Week 29 Results: 2.6 oz. of plastic. Making a change.
This past Friday, I attended a planning meeting for Green Sangha’s 2008 Rethinking Plastics campaign. At that meeting, one of the members showed us some video footage of what happens to the plastic recycling that we put into our curbside bins. I knew that most of our plastic was shipped to China, but until seeing this heartbreaking video, I didn’t think much more about it. Please watch this short clip from Britain’s Sky News and then see how you feel about recycling plastic:
Click here to view the video on Youtube.
Yes, this story focuses on Britain’s plastic waste. But in the U.S., we also ship most of our plastic to China, causing health problems and pollution in our attempts to be “green.”
Since I started this project, I have tallied all of my plastic waste, recycling those items that are accepted in Oakland, SF, or Daly City, and holding onto the rest. From now on, I’m going to hold onto ALL of it, recyclable or not. If plastic recycling is such a dirty business, we ought to be taking care of it here at home instead of shipping it off to poorer countries with lower environmental standards.

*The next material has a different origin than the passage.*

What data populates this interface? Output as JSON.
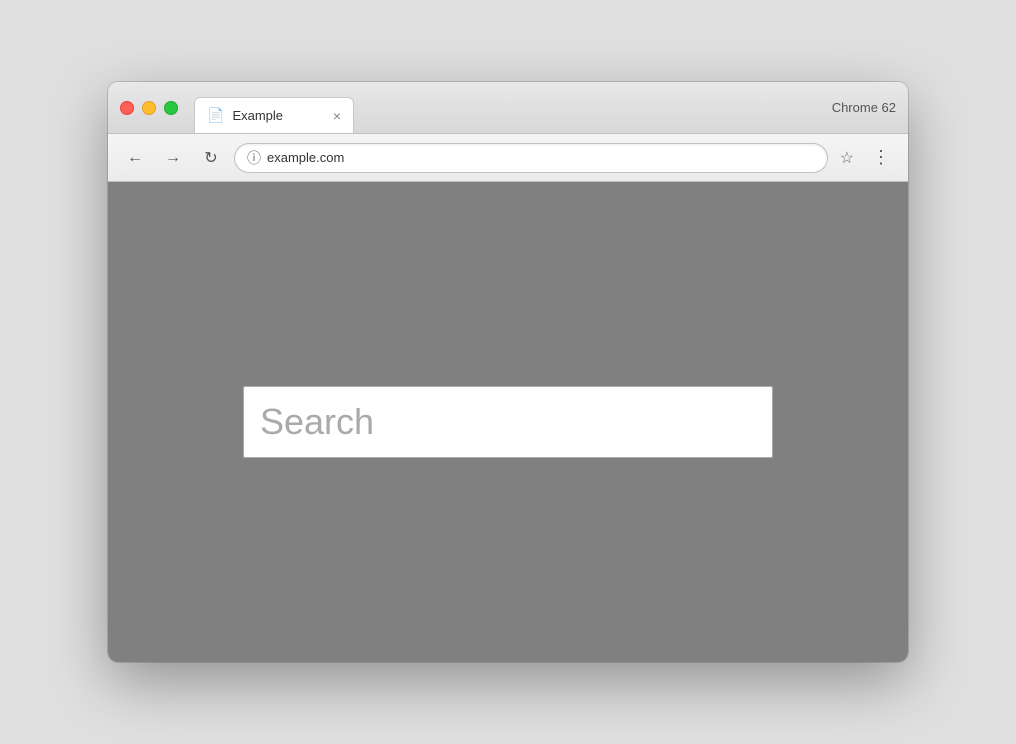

My new commitment to hold onto all my plastic is similar to that of a new blogger who is collecting and tallying his waste, Dave Chameides at 365daysoftrash.com. He has vowed not to throw ANYTHING away for a year but to tally it all and figure out what it is and what can be done with it. He says, “Any waste that I generate that can be recycled, will also be saved. Recycling is better than ‘throwing away’ but it still takes energy and creates waste so I think accounting for recycling will be an important factor.” Perhaps the video above is another reason to hold onto all of it.
So, that said, here is the tally for this week, the first of 2008:
Non-recyclable items used this week but purchased before the plastic project began:
- 1 Safeway ice bag. This ice was sitting in our freezer for months and months, and we finally used it up chilling a bottle of New Year’s Eve champagne.
- 1 cap from a bottle of Safeway rubbing alcohol. See below.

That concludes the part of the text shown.